## Advanced Modeling

## 1. Introduction

In this notebook, we evaluate advanced models to improve upon the logistic regression baseline. We test Random Forest, Gradient Boosting, CatBoost, and LightGBM classifiers, using AUC-ROC as our evaluation metric.


## 2. Train and Evaluate Multiple Models

We train each model on the same train-test split and evaluate them using AUC-ROC. This allows for direct comparison of their performance.


In [14]:
# Import Libraries and Load Dataset
import pandas as pd
from src.utils import evaluate_model_on_dataset, evaluate_catboost_on_dataset, evaluate_lightgbm_on_dataset
from sklearn.ensemble import RandomForestClassifier, GradientBoostingClassifier

train_preprocessed_dataset = pd.read_csv("data/train_preprocessed.csv")

In [15]:
# Random Forest Classifier
model = RandomForestClassifier(n_estimators=100, random_state=42)
result_random_forest = evaluate_model_on_dataset(train_preprocessed_dataset, model)

In [16]:
# Gradient Boosting Classifier
model = GradientBoostingClassifier(n_estimators=100, random_state=42)
result_gradient_boosting = evaluate_model_on_dataset(train_preprocessed_dataset, model)

In [17]:
# CatBoost Classifier
categorical_cols = ['cb_person_default_on_file', 'person_home_ownership', 'loan_intent', 'loan_grade']
result_catboost = evaluate_catboost_on_dataset(train_preprocessed_dataset, target_col='loan_status', categorical_cols=categorical_cols)

In [18]:
# LightGBM Classifier
result_lightgbm = evaluate_lightgbm_on_dataset(train_preprocessed_dataset, target_col="loan_status")

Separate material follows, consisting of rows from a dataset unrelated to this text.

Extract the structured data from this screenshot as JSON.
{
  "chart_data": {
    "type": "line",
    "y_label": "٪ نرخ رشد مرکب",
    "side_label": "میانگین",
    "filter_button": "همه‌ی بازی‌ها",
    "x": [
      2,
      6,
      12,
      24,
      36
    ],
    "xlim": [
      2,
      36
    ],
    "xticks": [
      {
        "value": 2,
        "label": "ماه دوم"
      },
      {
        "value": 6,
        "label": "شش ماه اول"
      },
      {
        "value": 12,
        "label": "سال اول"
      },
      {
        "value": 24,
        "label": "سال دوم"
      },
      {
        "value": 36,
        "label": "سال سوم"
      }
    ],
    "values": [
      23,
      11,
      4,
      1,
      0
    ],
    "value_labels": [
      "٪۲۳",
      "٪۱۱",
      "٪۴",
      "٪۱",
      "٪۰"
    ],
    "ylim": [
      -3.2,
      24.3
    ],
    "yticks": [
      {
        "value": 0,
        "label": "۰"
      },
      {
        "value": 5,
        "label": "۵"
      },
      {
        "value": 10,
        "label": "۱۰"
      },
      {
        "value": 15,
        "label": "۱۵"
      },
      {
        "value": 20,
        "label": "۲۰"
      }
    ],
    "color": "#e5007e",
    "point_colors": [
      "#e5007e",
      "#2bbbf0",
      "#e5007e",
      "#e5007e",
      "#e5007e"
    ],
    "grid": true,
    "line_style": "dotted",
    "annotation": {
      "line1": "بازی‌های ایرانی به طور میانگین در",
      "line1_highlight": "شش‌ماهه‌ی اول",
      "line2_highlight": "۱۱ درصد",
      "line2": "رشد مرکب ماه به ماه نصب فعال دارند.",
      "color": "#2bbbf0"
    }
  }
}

## 3. AUC Score Comparison

We compare AUC scores across all models tested.


In [19]:
# Create DataFrame For AUC Results
data = {
	'Model': ['CatBoost', 'Gradient Boosting', 'Random Forest', 'LightGBM'],
	'AUC': [result_catboost, result_gradient_boosting, result_random_forest, result_lightgbm]
}
df = pd.DataFrame(data)
df = df.sort_values(by='AUC', ascending=False)
df = df.reset_index(drop=True)
df.head()

Unnamed: 0,Model,AUC
0,LightGBM,0.955654
1,CatBoost,0.943104
2,Gradient Boosting,0.941029
3,Random Forest,0.93325


## 4. Interpretation and Insights

Among the models tested, **LightGBM** achieved the highest AUC of **~0.9557**, followed by **CatBoost (~0.9431)**, **Gradient Boosting (~0.9410)**, and **Random Forest (~0.9333)**.

Key insights:
- All advanced models outperformed the baseline logistic regression (AUC: 0.7814), indicating the value of tree-based ensembles for this classification problem.
- LightGBM offered the best performance overall, making it the top candidate for further tuning and interpretation.
- While Random Forest and Gradient Boosting also performed strongly, the efficiency and flexibility of LightGBM makes it preferable for final optimization.